Here’s a summary of this section, covering the base:
- Passions—strong emotions—connect us with what matters.
- Connections consist of appreciation, communication, interaction, involvement, and intervention. (They do not imply that everything is One.)
- Connections run in both directions. Connection implies commitment, collaboration, and responsiveness.
- Spaciousness is freedom from fixed meanings.
- Curiosity is spacious perception.
Relating this to other Buddhisms
If you are familiar with Mahayana Buddhism, you may find that “passion” and “spaciousness” sound suspiciously similar to “compassion” and “emptiness.”

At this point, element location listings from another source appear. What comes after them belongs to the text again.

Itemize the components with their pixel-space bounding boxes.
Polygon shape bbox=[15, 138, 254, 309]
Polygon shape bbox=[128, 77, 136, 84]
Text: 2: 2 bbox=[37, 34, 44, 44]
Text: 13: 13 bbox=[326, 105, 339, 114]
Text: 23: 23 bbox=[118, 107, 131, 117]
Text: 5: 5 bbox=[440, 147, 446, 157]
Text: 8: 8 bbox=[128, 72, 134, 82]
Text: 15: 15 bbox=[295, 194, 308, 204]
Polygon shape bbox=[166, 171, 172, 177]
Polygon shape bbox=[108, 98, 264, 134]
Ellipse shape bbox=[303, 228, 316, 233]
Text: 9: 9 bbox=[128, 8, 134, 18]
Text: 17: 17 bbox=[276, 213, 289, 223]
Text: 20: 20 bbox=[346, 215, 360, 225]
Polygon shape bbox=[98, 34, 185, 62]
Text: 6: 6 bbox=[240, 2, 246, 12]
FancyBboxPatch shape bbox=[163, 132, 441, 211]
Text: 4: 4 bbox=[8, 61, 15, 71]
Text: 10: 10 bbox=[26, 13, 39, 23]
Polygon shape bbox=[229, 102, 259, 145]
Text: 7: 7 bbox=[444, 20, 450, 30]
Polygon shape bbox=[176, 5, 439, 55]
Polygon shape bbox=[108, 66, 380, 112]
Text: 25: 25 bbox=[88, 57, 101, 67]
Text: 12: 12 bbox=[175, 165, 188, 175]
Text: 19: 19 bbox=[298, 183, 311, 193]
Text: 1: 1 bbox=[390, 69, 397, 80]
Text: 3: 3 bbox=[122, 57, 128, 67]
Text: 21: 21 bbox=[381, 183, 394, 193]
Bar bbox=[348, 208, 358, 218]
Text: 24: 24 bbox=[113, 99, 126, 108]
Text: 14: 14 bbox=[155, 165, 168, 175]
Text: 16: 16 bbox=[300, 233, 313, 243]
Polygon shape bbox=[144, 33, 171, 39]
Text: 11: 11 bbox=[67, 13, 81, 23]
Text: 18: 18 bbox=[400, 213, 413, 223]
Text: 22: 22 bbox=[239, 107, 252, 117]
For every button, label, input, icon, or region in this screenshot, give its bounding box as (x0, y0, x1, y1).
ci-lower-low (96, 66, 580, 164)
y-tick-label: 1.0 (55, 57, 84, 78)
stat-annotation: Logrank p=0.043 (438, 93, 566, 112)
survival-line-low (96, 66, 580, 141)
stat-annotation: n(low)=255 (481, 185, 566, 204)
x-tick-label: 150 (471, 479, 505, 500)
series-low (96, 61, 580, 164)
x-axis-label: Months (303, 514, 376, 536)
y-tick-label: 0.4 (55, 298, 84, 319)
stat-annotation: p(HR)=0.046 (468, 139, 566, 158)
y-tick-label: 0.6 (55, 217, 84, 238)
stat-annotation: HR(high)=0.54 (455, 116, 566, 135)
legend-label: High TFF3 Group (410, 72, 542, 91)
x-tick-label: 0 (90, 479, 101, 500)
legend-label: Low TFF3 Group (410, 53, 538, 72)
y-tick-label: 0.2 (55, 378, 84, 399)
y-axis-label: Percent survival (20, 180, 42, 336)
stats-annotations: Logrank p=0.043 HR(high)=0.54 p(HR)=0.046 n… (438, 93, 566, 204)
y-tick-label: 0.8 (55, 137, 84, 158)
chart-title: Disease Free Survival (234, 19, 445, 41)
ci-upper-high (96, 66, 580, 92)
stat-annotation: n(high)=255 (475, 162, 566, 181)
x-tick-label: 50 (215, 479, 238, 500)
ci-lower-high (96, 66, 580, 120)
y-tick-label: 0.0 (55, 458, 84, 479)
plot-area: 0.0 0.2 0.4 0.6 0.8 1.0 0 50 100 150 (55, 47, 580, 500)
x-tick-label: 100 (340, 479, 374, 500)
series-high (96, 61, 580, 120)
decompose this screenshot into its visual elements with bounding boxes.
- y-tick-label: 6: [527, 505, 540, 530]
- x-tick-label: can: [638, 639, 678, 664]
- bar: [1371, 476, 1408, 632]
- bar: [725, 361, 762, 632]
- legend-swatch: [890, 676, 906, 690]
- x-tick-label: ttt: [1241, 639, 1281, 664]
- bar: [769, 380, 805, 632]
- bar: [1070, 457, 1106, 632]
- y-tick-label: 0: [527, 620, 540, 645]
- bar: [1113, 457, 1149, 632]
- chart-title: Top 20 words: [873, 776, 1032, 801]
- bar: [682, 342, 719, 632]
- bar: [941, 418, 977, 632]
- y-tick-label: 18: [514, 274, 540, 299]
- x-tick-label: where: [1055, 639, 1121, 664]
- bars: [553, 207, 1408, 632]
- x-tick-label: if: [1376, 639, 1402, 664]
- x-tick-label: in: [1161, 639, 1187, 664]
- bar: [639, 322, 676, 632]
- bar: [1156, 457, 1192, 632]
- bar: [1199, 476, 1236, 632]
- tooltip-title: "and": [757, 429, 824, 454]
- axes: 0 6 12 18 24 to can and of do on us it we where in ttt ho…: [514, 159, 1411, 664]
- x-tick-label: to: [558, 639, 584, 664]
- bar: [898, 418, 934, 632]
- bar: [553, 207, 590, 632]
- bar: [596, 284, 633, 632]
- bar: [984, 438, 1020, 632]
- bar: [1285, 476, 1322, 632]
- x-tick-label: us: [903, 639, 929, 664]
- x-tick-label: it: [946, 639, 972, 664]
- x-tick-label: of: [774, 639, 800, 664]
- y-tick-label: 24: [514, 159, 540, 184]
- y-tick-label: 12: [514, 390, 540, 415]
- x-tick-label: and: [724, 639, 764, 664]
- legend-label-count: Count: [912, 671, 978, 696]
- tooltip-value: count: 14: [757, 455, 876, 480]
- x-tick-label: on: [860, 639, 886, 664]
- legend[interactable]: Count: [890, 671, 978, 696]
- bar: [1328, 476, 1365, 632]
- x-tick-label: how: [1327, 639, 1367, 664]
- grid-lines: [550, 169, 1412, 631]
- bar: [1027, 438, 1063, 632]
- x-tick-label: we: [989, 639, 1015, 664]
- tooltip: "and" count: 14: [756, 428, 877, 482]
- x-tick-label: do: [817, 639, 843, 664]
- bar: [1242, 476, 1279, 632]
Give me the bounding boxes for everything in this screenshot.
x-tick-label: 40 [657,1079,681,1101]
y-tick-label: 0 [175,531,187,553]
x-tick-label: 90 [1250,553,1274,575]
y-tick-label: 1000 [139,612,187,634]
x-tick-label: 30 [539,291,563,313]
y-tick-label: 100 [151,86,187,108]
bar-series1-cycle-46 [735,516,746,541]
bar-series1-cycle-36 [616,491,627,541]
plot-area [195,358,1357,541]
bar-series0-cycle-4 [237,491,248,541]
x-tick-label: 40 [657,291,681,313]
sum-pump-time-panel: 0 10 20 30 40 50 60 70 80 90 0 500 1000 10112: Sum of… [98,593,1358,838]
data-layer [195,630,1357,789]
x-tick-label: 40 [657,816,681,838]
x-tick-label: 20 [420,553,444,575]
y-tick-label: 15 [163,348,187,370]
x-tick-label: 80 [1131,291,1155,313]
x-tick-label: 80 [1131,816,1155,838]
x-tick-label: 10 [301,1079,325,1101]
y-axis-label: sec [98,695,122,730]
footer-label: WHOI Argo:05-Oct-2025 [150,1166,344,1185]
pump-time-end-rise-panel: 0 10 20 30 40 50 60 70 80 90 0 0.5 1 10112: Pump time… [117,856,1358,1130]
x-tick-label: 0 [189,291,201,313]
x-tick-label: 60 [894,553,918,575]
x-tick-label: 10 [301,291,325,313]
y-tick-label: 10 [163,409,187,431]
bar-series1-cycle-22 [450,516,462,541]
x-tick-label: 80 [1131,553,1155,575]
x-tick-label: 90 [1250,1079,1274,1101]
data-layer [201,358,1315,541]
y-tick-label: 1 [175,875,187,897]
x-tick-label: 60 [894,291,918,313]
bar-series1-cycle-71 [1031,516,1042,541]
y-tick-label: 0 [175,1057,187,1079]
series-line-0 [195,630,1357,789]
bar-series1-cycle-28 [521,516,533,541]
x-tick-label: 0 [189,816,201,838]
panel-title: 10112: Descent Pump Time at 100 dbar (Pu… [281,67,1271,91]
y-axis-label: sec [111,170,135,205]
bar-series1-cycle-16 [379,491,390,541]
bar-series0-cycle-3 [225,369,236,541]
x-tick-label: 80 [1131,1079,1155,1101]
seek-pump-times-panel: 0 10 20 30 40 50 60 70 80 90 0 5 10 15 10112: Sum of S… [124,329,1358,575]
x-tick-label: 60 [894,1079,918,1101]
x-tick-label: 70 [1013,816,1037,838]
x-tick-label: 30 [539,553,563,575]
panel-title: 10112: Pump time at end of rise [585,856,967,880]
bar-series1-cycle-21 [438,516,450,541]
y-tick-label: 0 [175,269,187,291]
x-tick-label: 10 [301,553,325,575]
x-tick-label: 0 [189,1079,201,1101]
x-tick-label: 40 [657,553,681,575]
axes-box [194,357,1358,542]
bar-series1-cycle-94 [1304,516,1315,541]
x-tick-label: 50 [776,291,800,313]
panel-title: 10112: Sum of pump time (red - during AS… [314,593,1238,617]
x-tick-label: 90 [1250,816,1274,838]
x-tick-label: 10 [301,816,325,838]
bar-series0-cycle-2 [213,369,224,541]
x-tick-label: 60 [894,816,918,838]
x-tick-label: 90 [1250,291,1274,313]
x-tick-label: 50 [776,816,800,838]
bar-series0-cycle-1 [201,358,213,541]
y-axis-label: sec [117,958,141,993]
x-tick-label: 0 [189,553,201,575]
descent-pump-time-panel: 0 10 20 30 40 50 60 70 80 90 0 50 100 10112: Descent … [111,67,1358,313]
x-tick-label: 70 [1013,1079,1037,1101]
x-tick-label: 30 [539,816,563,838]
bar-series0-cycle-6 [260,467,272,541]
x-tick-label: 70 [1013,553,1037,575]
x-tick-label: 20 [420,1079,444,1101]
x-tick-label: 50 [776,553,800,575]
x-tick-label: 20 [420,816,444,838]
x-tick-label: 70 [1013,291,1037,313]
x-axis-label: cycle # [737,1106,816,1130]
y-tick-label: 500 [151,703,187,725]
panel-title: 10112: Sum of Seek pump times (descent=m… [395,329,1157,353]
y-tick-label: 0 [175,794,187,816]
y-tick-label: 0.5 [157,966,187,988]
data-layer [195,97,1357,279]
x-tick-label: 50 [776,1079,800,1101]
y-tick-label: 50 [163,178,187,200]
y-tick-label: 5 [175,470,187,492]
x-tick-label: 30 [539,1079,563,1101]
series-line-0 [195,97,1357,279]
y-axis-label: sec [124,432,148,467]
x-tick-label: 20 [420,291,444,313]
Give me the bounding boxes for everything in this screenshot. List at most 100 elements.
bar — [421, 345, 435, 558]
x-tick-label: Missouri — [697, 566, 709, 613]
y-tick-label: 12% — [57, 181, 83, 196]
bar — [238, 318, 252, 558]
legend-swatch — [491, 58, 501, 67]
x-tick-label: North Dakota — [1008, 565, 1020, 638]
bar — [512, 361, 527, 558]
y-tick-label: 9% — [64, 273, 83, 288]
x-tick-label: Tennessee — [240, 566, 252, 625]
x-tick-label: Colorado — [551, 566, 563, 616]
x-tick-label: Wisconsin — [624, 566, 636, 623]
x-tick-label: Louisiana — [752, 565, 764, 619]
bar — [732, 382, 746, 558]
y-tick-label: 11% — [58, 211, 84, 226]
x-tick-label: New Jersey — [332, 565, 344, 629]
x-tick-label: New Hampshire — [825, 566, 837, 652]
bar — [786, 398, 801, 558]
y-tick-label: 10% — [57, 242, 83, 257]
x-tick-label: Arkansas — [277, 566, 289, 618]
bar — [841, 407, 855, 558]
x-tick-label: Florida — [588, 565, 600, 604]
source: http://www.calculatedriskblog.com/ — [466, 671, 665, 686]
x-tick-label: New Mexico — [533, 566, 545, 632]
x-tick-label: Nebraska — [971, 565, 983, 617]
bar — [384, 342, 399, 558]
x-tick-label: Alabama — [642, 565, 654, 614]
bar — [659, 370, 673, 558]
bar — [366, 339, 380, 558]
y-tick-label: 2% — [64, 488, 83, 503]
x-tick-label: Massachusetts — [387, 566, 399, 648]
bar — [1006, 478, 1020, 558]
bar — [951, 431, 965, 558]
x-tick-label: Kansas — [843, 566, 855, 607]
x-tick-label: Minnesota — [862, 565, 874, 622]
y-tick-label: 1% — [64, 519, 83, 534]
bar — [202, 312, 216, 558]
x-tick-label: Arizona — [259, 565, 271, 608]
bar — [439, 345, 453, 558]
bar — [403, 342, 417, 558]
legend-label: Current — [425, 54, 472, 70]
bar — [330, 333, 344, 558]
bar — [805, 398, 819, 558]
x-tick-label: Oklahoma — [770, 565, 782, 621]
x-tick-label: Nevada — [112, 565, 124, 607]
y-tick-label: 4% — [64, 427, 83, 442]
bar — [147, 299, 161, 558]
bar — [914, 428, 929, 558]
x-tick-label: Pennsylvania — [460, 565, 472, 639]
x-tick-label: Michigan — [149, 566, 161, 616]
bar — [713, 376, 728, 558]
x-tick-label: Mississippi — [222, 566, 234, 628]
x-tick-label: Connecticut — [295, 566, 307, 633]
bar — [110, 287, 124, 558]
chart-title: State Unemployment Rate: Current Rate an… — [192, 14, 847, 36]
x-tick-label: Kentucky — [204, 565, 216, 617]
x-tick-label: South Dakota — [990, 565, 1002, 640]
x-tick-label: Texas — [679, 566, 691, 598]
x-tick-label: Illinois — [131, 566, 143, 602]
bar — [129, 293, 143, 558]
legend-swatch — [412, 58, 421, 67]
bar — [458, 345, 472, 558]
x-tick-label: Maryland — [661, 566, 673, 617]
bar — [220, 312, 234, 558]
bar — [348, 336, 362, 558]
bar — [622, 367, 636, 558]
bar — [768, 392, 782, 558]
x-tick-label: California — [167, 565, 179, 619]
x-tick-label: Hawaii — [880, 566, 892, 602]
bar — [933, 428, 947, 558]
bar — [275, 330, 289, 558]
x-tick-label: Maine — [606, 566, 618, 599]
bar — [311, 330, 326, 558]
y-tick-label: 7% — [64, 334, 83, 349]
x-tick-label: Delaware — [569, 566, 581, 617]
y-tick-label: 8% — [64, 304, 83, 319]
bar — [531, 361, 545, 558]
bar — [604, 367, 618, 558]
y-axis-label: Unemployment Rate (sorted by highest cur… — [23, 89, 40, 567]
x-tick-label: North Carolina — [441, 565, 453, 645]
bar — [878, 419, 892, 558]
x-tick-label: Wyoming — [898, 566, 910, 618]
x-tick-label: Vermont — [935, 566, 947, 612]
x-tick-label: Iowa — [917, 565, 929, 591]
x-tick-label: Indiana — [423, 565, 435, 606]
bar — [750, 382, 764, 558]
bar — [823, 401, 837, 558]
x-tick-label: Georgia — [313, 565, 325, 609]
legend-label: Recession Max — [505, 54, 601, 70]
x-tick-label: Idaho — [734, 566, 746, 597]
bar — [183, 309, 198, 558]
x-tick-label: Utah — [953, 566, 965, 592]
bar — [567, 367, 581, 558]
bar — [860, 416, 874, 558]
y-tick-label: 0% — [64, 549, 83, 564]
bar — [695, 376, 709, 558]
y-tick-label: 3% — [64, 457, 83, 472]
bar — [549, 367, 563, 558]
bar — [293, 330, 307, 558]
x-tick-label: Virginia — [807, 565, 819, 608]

Vajrayana (Buddhist tantra) can be understood as an extension of Mahayana. There are many different things called “tantra,” and that’s one valid approach. It makes Mahayana the core, with Vajrayana a collection of optional accessories. Many Tibetans teach tantra that way.
However, for the type of tantra I advocate, this is misleading. You will miss the point if you think it is more of the same with extra bells and whistles.
It is only because the fundamental principles of tantra are quite different that I consider it a valuable alternative for Buddhism in the West in the 21st century.
Understanding how compassion and emptiness relate to passion and spaciousness is one way of understanding how tantra differs from Mahayana. I’ll cover that in a section at the end of each of the next few pages.
As far as I know, the exact phrase “spacious passion” was coined by Ngakpa Chögyam. He discusses it in Wearing the Body of Visions, pp. 101-103. This is a fundamental theme of all Inner Tantra, though, especially in Anuyoga, where the union of space and passion is central.
Ngakma Nor’dzin used the term as the title of her book Spacious Passion, which presents themes of Sutra in a Dzogchen framework. Her use is compatible with mine here, but the subject matter is different.
Ngakpa Chögyam’s full formulation is “spacious passion in passionate space.” That is an expression of the sexual dynamics of tantra, in which space is feminine and passion is masculine, but each reflects and contains the other. When one speaks of the union of passion and space producing electric energy, and of passion being in space, all double entendres are intentional. (Mostly, in tantra, if there is any possibility that something could be understood as a sexual allusion, it should be.)
Explaining “spacious passion in passionate space” is beyond the scope of this site. The whole book Entering the Heart of the Sun & Moon is devoted to explaining it with fantastic subtlety. Sun & Moon is an advanced and difficult text, but greatly rewarding if you work at it.